Colombia wants to move ‘cocaine hippos’ to India
Colombia wants to move ‘cocaine hippos’ to India

Colombia is proposing transferring at least 70 hippopotamuses that live near Pablo Escobar’s former ranch – descendants of four imported from Africa illegally by the late drug lord in the 1980s – to India and Mexico as part of a plan to control their population.

The hippos, which are territorial and weigh up to 3 tons, have spread far beyond the Hacienda Napoles ranch, located 200 kilometere (124 miles) from Bogota along the Magdalena River. Environmental authorities estimate there are about 130 hippos in the area in Antioquia province and their population could reach 400 in eight years.

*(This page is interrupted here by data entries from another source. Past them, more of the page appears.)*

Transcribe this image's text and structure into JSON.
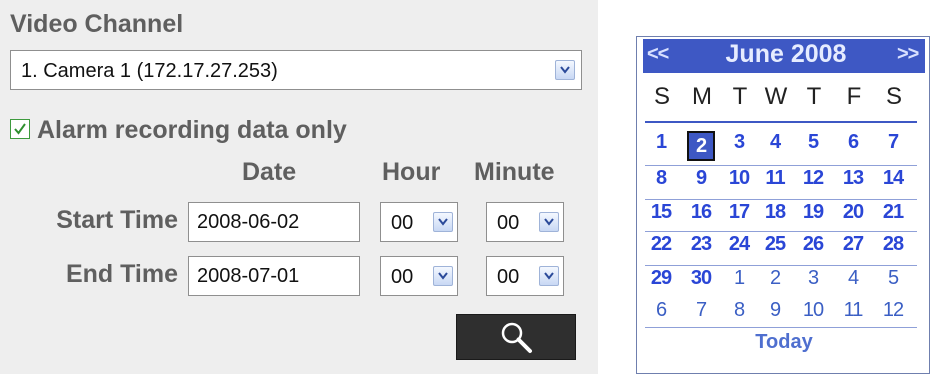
{
  "form": {
    "title": "Video Channel",
    "channel_value": "1. Camera 1 (172.17.27.253)",
    "alarm_checked": true,
    "alarm_label": "Alarm recording data only",
    "headers": {
      "date": "Date",
      "hour": "Hour",
      "minute": "Minute"
    },
    "start": {
      "label": "Start Time",
      "date": "2008-06-02",
      "hour": "00",
      "minute": "00"
    },
    "end": {
      "label": "End Time",
      "date": "2008-07-01",
      "hour": "00",
      "minute": "00"
    },
    "search_icon": "magnifier-icon"
  },
  "calendar": {
    "prev": "<<",
    "next": ">>",
    "title": "June 2008",
    "weekdays": [
      "S",
      "M",
      "T",
      "W",
      "T",
      "F",
      "S"
    ],
    "weeks": [
      [
        {
          "d": "1",
          "m": "cur"
        },
        {
          "d": "2",
          "m": "sel"
        },
        {
          "d": "3",
          "m": "cur"
        },
        {
          "d": "4",
          "m": "cur"
        },
        {
          "d": "5",
          "m": "cur"
        },
        {
          "d": "6",
          "m": "cur"
        },
        {
          "d": "7",
          "m": "cur"
        }
      ],
      [
        {
          "d": "8",
          "m": "cur"
        },
        {
          "d": "9",
          "m": "cur"
        },
        {
          "d": "10",
          "m": "cur"
        },
        {
          "d": "11",
          "m": "cur"
        },
        {
          "d": "12",
          "m": "cur"
        },
        {
          "d": "13",
          "m": "cur"
        },
        {
          "d": "14",
          "m": "cur"
        }
      ],
      [
        {
          "d": "15",
          "m": "cur"
        },
        {
          "d": "16",
          "m": "cur"
        },
        {
          "d": "17",
          "m": "cur"
        },
        {
          "d": "18",
          "m": "cur"
        },
        {
          "d": "19",
          "m": "cur"
        },
        {
          "d": "20",
          "m": "cur"
        },
        {
          "d": "21",
          "m": "cur"
        }
      ],
      [
        {
          "d": "22",
          "m": "cur"
        },
        {
          "d": "23",
          "m": "cur"
        },
        {
          "d": "24",
          "m": "cur"
        },
        {
          "d": "25",
          "m": "cur"
        },
        {
          "d": "26",
          "m": "cur"
        },
        {
          "d": "27",
          "m": "cur"
        },
        {
          "d": "28",
          "m": "cur"
        }
      ],
      [
        {
          "d": "29",
          "m": "cur"
        },
        {
          "d": "30",
          "m": "cur"
        },
        {
          "d": "1",
          "m": "other"
        },
        {
          "d": "2",
          "m": "other"
        },
        {
          "d": "3",
          "m": "other"
        },
        {
          "d": "4",
          "m": "other"
        },
        {
          "d": "5",
          "m": "other"
        }
      ],
      [
        {
          "d": "6",
          "m": "other"
        },
        {
          "d": "7",
          "m": "other"
        },
        {
          "d": "8",
          "m": "other"
        },
        {
          "d": "9",
          "m": "other"
        },
        {
          "d": "10",
          "m": "other"
        },
        {
          "d": "11",
          "m": "other"
        },
        {
          "d": "12",
          "m": "other"
        }
      ]
    ],
    "today_label": "Today"
  },
  "colors": {
    "panel_bg": "#eeeeee",
    "label_text": "#5f5f5f",
    "calendar_accent": "#3e58c4",
    "day_text": "#2a46d6",
    "checkbox_green": "#3d9a3d"
  }
}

Escobar’s Hacienda Napoles — and the hippos — have become a sort of local tourist attraction in the years since the kingpin was killed by police in 1993. When his ranch was abandoned, the hippos, sometimes reffered to as ‘cocaine hippos’ survived and reproduced in local rivers and favourable climatic conditions. Scientists warn the hippos do not have a natural predator in Colombia and are a potential problem for biodiversity since their feaces change the composition of the rivers and could impact the habitat of manatees and capybaras. Last year, Colombia’s government declared them a toxic invasive species.

The plan to take them to India and Mexico has been forming for more than a year, said Lina Marcela de los Ríos Morales, director of animal protection and welfare at Antioquia’s environment ministry.